I'm so behind on reading that it's not funny, but today I discovered a new author I like! I found drachenmina by way of the story "Fly in the Ointment" (cracktastic vampire-Snarry) but am working through the longer Snarry stories. :) Eventually I'll probably link to my favorites on del.icio.us (am so far behind on that as well), but so far I love them all!
I shall probably never be caught up on my reading, but how wonderful is it that I find great stories faster than I can read them?
Of course there is much well-written stuff on the internet. And even material that I previously got in printed and bound form, I'll often get online for free (see Gutenberg Project, or any number of reference material sites) or will listen to an audio version (my public library has audio book downloads online, and I get free audiobooks from Librivox). And goodness knows I spend too much time reading fanfiction myself.
Unfortunately, if the girl in the article is only checking out social networking sites and fanfiction.net... I love fanfiction, but the trash-to-treasure ratio at ff.net is... not good. :( And fanfiction won't ever replace reading an actual, paper book for me.
On the other hand, I really do think the Internet has shrunk my attention span.
I spend 2-3 hours in the car everyday because of my commute, so I end up listening to a lot of audio books. Even when I'm at home, I'll often do something else while I have my text-to-speech software read me things from my computer to save my eyes. A fair amount of that will be fanfiction.
So I was happy to find an online service that will convert text to mp3 for me for free! There's even a Firefox extension so that I can just select the text I want converted to an audio mp3 file right in my browser, or have it convert the entire page with a couple of clicks. Unfortunately, neither of the British voices is as good as the best male American voice, but I don't mind my Snarry in American English.
With the free audiobooks from my public library, the free audiobooks at the Gutenberg Project and Librivox, and the mp3s I will surely be making from fanfiction (yay snarry_games !), I'll be very well entertained during my commute. :)

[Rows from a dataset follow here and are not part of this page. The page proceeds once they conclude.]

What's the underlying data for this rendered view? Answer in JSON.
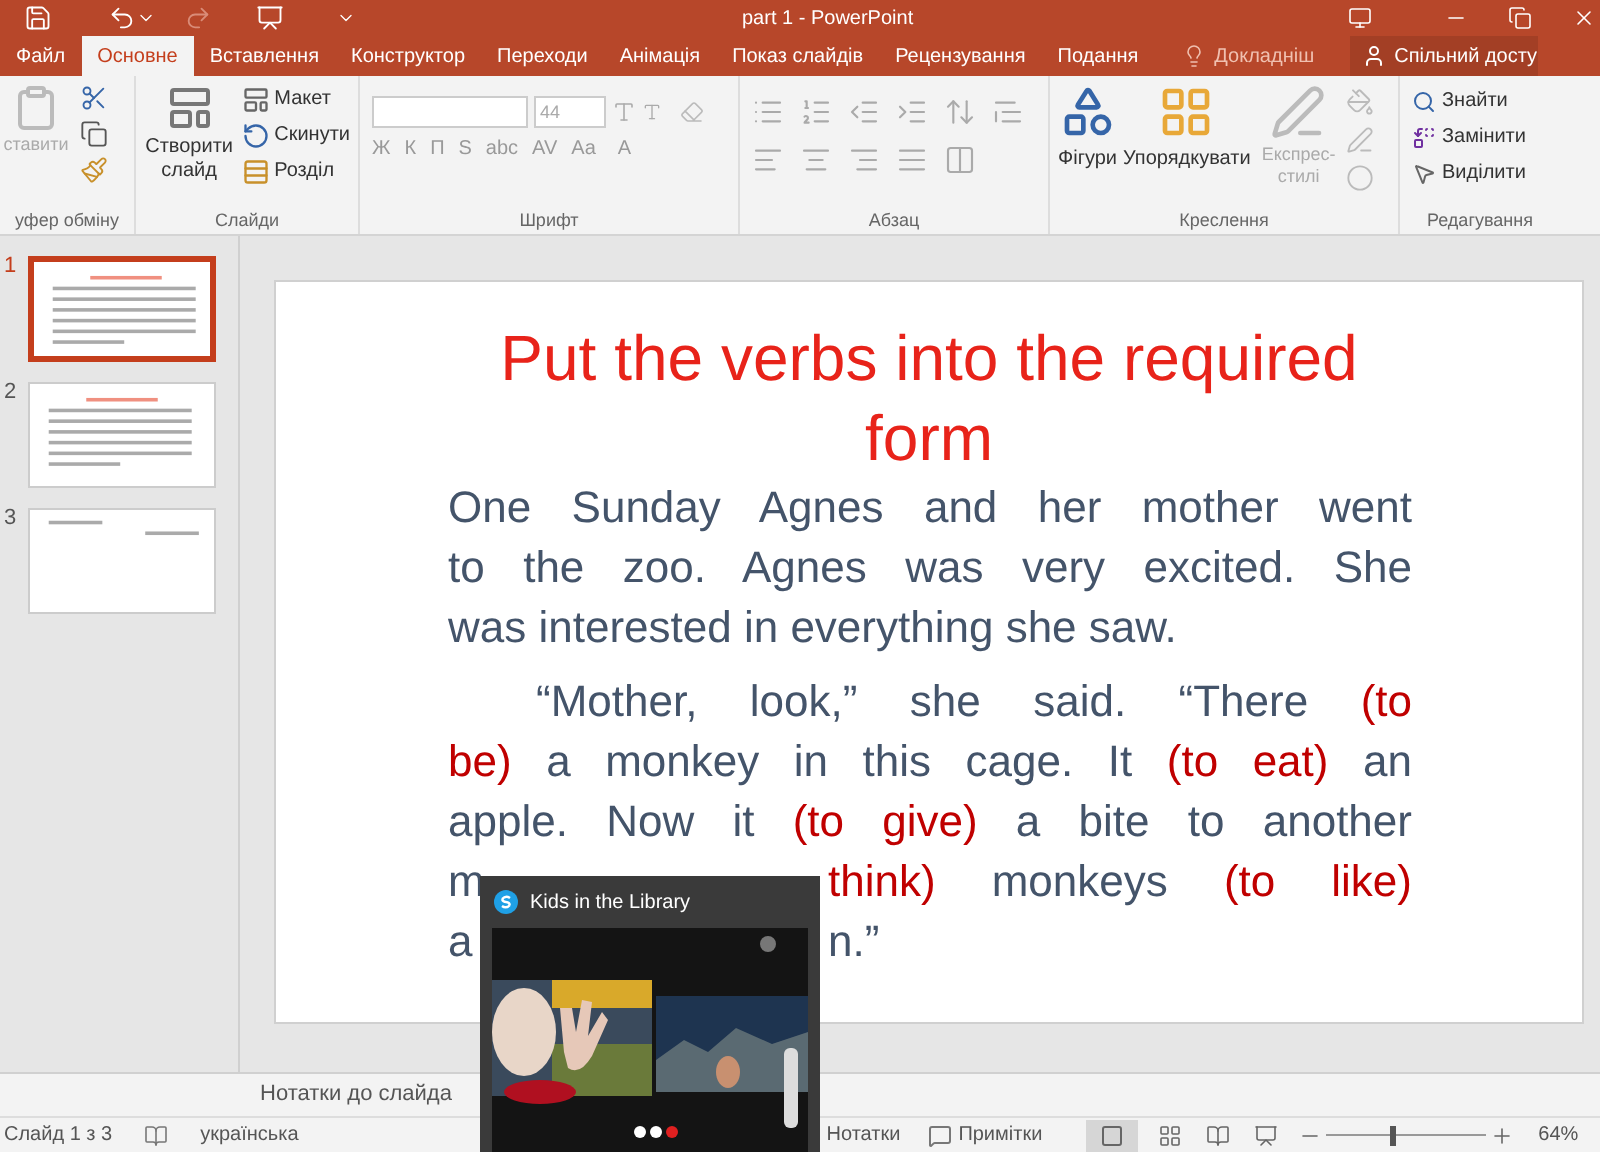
{
  "window": {
    "title": "part 1 - PowerPoint"
  },
  "tabs": [
    {
      "label": "Файл",
      "selected": false
    },
    {
      "label": "Основне",
      "selected": true
    },
    {
      "label": "Вставлення",
      "selected": false
    },
    {
      "label": "Конструктор",
      "selected": false
    },
    {
      "label": "Переходи",
      "selected": false
    },
    {
      "label": "Анімація",
      "selected": false
    },
    {
      "label": "Показ слайдів",
      "selected": false
    },
    {
      "label": "Рецензування",
      "selected": false
    },
    {
      "label": "Подання",
      "selected": false
    }
  ],
  "tell_me": "Докладніш",
  "share": "Спільний досту",
  "ribbon": {
    "clipboard": {
      "label": "уфер обміну",
      "paste": "ставити"
    },
    "slides": {
      "label": "Слайди",
      "new_slide": "Створити слайд",
      "layout": "Макет",
      "reset": "Скинути",
      "section": "Розділ"
    },
    "font": {
      "label": "Шрифт",
      "size": "44",
      "buttons": [
        "Ж",
        "К",
        "П",
        "S",
        "abc",
        "AV",
        "Aa"
      ],
      "color_button": "A"
    },
    "paragraph": {
      "label": "Абзац"
    },
    "drawing": {
      "label": "Креслення",
      "shapes": "Фігури",
      "arrange": "Упорядкувати",
      "quick_styles": "Експрес-стилі"
    },
    "editing": {
      "label": "Редагування",
      "find": "Знайти",
      "replace": "Замінити",
      "select": "Виділити"
    }
  },
  "thumbnails": [
    {
      "number": "1",
      "selected": true,
      "kind": "text"
    },
    {
      "number": "2",
      "selected": false,
      "kind": "text"
    },
    {
      "number": "3",
      "selected": false,
      "kind": "title"
    }
  ],
  "slide": {
    "title": "Put the verbs into the required form",
    "lines": [
      {
        "kind": "line",
        "segments": [
          {
            "text": "One Sunday Agnes and her mother went",
            "red": false
          }
        ]
      },
      {
        "kind": "line",
        "segments": [
          {
            "text": "to the zoo. Agnes was very excited. She",
            "red": false
          }
        ]
      },
      {
        "kind": "paragraph-end",
        "segments": [
          {
            "text": "was interested in everything she saw.",
            "red": false
          }
        ]
      },
      {
        "kind": "paragraph-start",
        "segments": [
          {
            "text": "“Mother, look,” she said. “There ",
            "red": false
          },
          {
            "text": "(to",
            "red": true
          }
        ]
      },
      {
        "kind": "line",
        "segments": [
          {
            "text": "be)",
            "red": true
          },
          {
            "text": " a monkey in this cage. It ",
            "red": false
          },
          {
            "text": "(to eat)",
            "red": true
          },
          {
            "text": " an",
            "red": false
          }
        ]
      },
      {
        "kind": "line",
        "segments": [
          {
            "text": "apple. Now it ",
            "red": false
          },
          {
            "text": "(to give)",
            "red": true
          },
          {
            "text": " a bite to another",
            "red": false
          }
        ]
      },
      {
        "kind": "covered",
        "left": [
          {
            "text": "m",
            "red": false
          }
        ],
        "right": [
          {
            "text": "think)",
            "red": true
          },
          {
            "text": " monkeys ",
            "red": false
          },
          {
            "text": "(to like)",
            "red": true
          }
        ]
      },
      {
        "kind": "covered-end",
        "left": [
          {
            "text": "a",
            "red": false
          }
        ],
        "right": [
          {
            "text": "n.”",
            "red": false
          }
        ]
      }
    ]
  },
  "call_window": {
    "title": "Kids in the Library"
  },
  "notes_placeholder": "Нотатки до слайда",
  "status_bar": {
    "slide": "Слайд 1 з 3",
    "language": "українська",
    "notes": "Нотатки",
    "comments": "Примітки",
    "zoom": "64%",
    "zoom_slider": {
      "level": 0.4
    }
  }
}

This is awesome. The Got Medieval blog traces the history of fanfic all the way back to the middle ages, when enthusiastic Chaucer nuts wrote their own Chaucer sequels:
Chaucer seems to have attracted this sort of activity more than other writers--or possibly, we modern readers are more interested in tracking down this sort of thing when it's done to a writer we admire as much as Chaucer.
I would so write myself into Canterbury Tales. If I weren't reading all the slash that was surely around then...?
So, did they have fan fiction in the Middle Ages? The answer is "yes," though their tastes tended less towards slashfic ... and more toward self-insertion fanfic, the variety in which the author of the derivative work makes themselves a character in the original fictional world, usually a character who is so much better at everything...
So Mary Sues go back to to Middle Ages, although slash probably doesn't.